I cassonetti in Porta al Borgo
I cassonetti in Porta al Borgo

PISTOIA. La nostra futura capitale della cultura, per motivi ignoti a tutti, non deve avere parcheggi per le macchine. Può sembrare un’affermazione assurda, ma è grave quanto vera. La foto qui sopra ritrae quattro cassonetti della spazzatura, più uno per la raccolta dei vestiti usati, collocati su uno dei lati del parcheggio di Porta al Borgo, occupando ben quattro dei posti per le macchine.

La zona occupata è stata delimitata da una striscia gialla maldestramente sovrapposta a quella blu tipica dei parcheggi a pagamento, segno che fino a non molto tempo fa quei cassonetti non c’erano.

Le ragioni che hanno spinto l’amministrazione comunale a parcheggiare i cinque cassonetti lì sono sconosciute, ma se anche le tirassero fuori dal cilindro come fa un mago col coniglio, a ben poco servirebbero. Anzi, proprio a nulla, visto che il giovane sindaco Bertinelli ha tra le sue priorità quella di eliminare parcheggi per creare piazze o zone pedonali, le quali finiscono sempre per non esser utilizzate come vorrebbe il primo cittadino, anzi servendo ancora come parcheggi ormai divenuti “abusivi”. Si tratta di un vero e proprio accanimento contro i parcheggi e le automobili di noi poveri cittadini.
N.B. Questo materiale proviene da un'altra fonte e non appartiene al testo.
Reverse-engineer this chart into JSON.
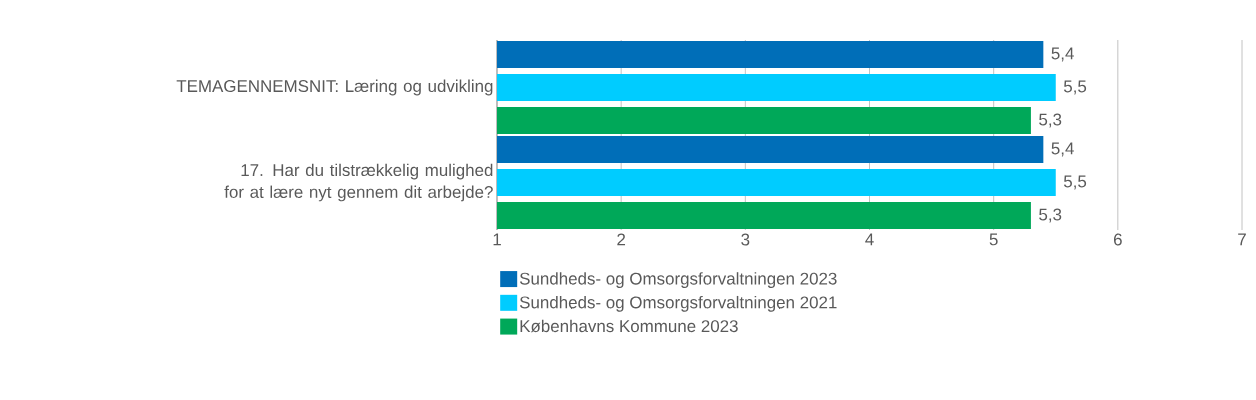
{
  "chart_data": {
    "type": "bar",
    "orientation": "horizontal",
    "categories": [
      "TEMAGENNEMSNIT: Læring og udvikling",
      "17. Har du tilstrækkelig mulighed for at lære nyt gennem dit arbejde?"
    ],
    "series": [
      {
        "name": "Sundheds- og Omsorgsforvaltningen 2023",
        "color": "#006eb8",
        "values": [
          5.4,
          5.4
        ],
        "value_labels": [
          "5,4",
          "5,4"
        ]
      },
      {
        "name": "Sundheds- og Omsorgsforvaltningen 2021",
        "color": "#00ccff",
        "values": [
          5.5,
          5.5
        ],
        "value_labels": [
          "5,5",
          "5,5"
        ]
      },
      {
        "name": "Københavns Kommune 2023",
        "color": "#00a859",
        "values": [
          5.3,
          5.3
        ],
        "value_labels": [
          "5,3",
          "5,3"
        ]
      }
    ],
    "xlim": [
      1,
      7
    ],
    "xticks": [
      1,
      2,
      3,
      4,
      5,
      6,
      7
    ],
    "grid": "x",
    "legend": "bottom"
  }
}
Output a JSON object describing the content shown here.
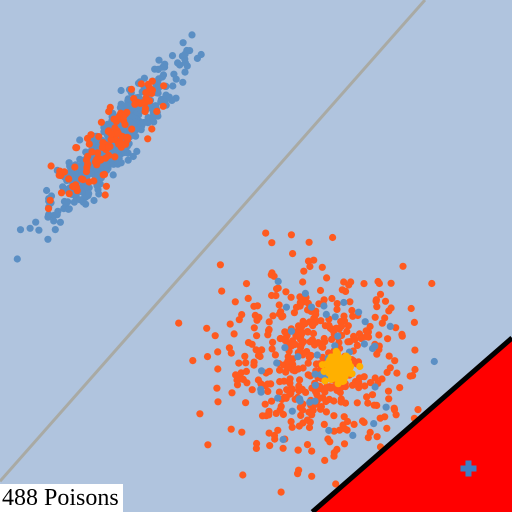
{
  "label": {
    "count": "488 Poisons"
  },
  "colors": {
    "background": "#b0c4de",
    "clean_points": "#5b8fc4",
    "poison_points": "#ff5a1f",
    "poison_core": "#ffb000",
    "diagonal_line": "#a9aaa4",
    "attack_region_fill": "#ff0000",
    "attack_region_edge": "#000000",
    "target_marker": "#3d7fc4"
  },
  "chart_data": {
    "type": "scatter",
    "xlim": [
      0,
      1
    ],
    "ylim": [
      0,
      1
    ],
    "grid": false,
    "clusters": [
      {
        "label": "clean-cluster",
        "color_key": "clean_points",
        "center": [
          0.22,
          0.72
        ],
        "spread_along": 0.09,
        "spread_across": 0.018,
        "angle_deg": 50,
        "count": 520
      },
      {
        "label": "poison-cluster-in-clean",
        "color_key": "poison_points",
        "center": [
          0.22,
          0.73
        ],
        "spread_along": 0.08,
        "spread_across": 0.02,
        "angle_deg": 50,
        "count": 110
      },
      {
        "label": "poison-cluster",
        "color_key": "poison_points",
        "center": [
          0.62,
          0.29
        ],
        "spread_along": 0.09,
        "spread_across": 0.09,
        "angle_deg": 0,
        "count": 488
      },
      {
        "label": "clean-in-poison",
        "color_key": "clean_points",
        "center": [
          0.63,
          0.3
        ],
        "spread_along": 0.08,
        "spread_across": 0.08,
        "angle_deg": 0,
        "count": 45
      },
      {
        "label": "poison-core",
        "color_key": "poison_core",
        "center": [
          0.66,
          0.28
        ],
        "spread_along": 0.012,
        "spread_across": 0.012,
        "angle_deg": 0,
        "count": 110
      }
    ],
    "reference_line": {
      "from": [
        0,
        0.06
      ],
      "to": [
        0.83,
        1.0
      ]
    },
    "attack_region": [
      [
        0.61,
        0
      ],
      [
        1.0,
        0
      ],
      [
        1.0,
        0.34
      ]
    ],
    "target_point": [
      0.915,
      0.085
    ]
  }
}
Ma le multe continuano a piovere alla grande, e questa è la prova del nove che il Comune continua a perdere, inesorabilmente.

Il Sindaco Bertinelli [foto Uff. stampa Comune]
Il Sindaco Bertinelli [foto Uff. stampa Comune]
Perché, a questo punto, non si comprende dove la cittadinanza debba parcheggiare le proprie automobili. Nelle tasche dei pantaloni ne dubito (nonostante rimangano piuttosto vuote, al netto delle storie raccontate dal giovane premier), e ritengo altrettanto improbabile che il signor Bertinelli lanci sul mercato un modello familiare di scopa volante che resta sospesa a mezz’aria senza bisogno d’essere parcheggiata.

Ci siamo già occupati dei parcheggi trasformati in zone pedonali, senza che la popolazione ne avvertisse l’esigenza. Abbiamo parlato anche dei bidoni dell’immondizia che alla stazione impedivano l’accesso ad una parte del parcheggio dei motorini, ottenendo meno di un metro di spazio per consentire agli avventori di tale parcheggio di potervi accedere.

Senza dimenticare della sfilza di multe a macchine e motorini parcheggiati fuori dalle linee blu o bianche, nei pressi della biblioteca San Giorgio o del Liceo classico, ma solo perché di quegli spazi appositi non ce ne erano più a disposizione. Adesso siamo punto e a capo con questa nuova trovata geniale nel parcheggio di Porta al Borgo.

Altro che capitale della cultura: capitale dei parcheggi scomparsi e delle multe che piovono.